Fertilization and Implantation are two specific terms for two different events. The term Conception is a general term. For Catholics Conception = Feritlization. Which I belive you also noted is the scientific definition.

Conception is the beginning of a new human life; this occurs at fertilization. From a medical standpoint, the individual has unique dna at fertilization. Whereas, at implantation, nothing occurs to change the individual per se. It is merely a change in location. The claim that conception begins at implantation is disingenuous.

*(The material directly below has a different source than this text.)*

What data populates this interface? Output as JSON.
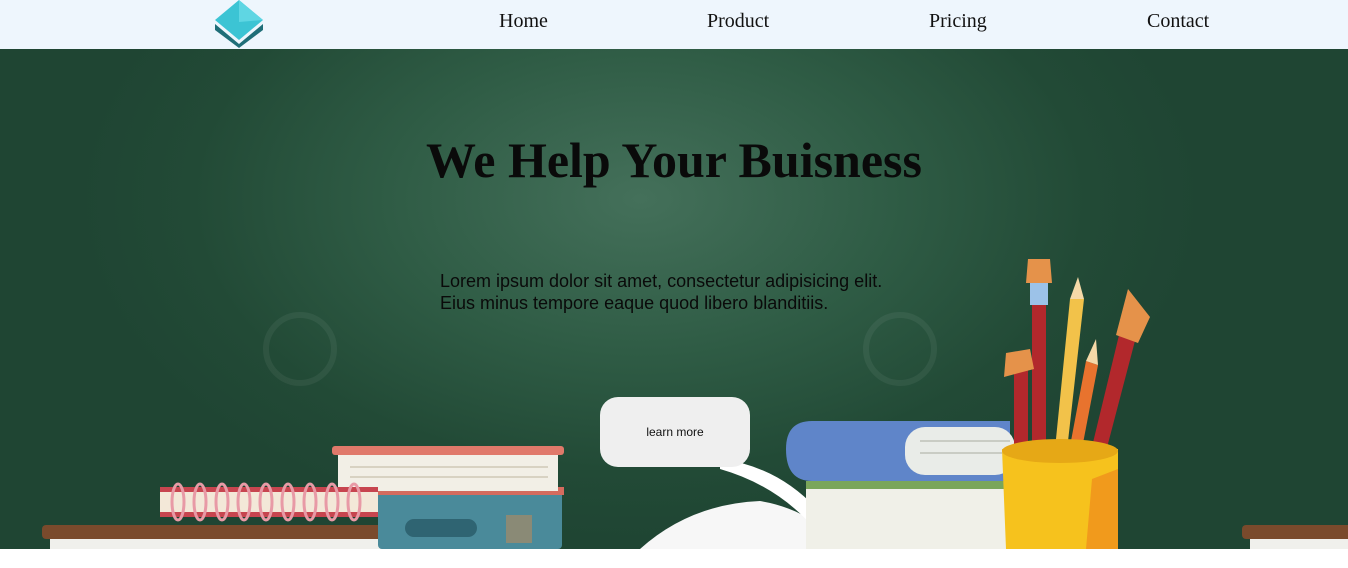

No, science and medicine make that distinction because between 25% and 40% of all fertilized ovum fail to implant for whatever reason. This is why medicine defines pregnaency as beginning at implatation.

Which is also why the Church’s position that “life begins at conception”, if one equates fertilization with conception, doesn’t take proper account of science.

Implantation is the primary biological hurdle that the fertilized egg must surmount on its way to becoming a human being, although another 20% to 25% of implanted ovum (pregnancies) spontaneously miscarry for no discernible reason, often without the woman ever knowing she was pregnant.

You cross a line when you speak about “hurdles” that must be surmounted “on the way to becoming a human being.” All the DNA genetic material for a separate, unique human joins together when the father’s sperm joins the mother’s egg–aka fertilization.

If a fertilized human egg fails to implant for whatever reason, the fertilized egg was still a unique human with a father and mother. Early and untimely death does not change that. Many die at the fertilized egg or zygote stage, rather than advancing to other stages of human development such as the embryonic stage, the fetal, neo-natal, infant, toddler, adolescent, etc. etc.

People die at all stages of human development, but we should not define a human being based on age and location at the time of death. If a human dies before implanting that doesn’t mean he or she was not a human being–unless someone messes around with the definition of “human being”.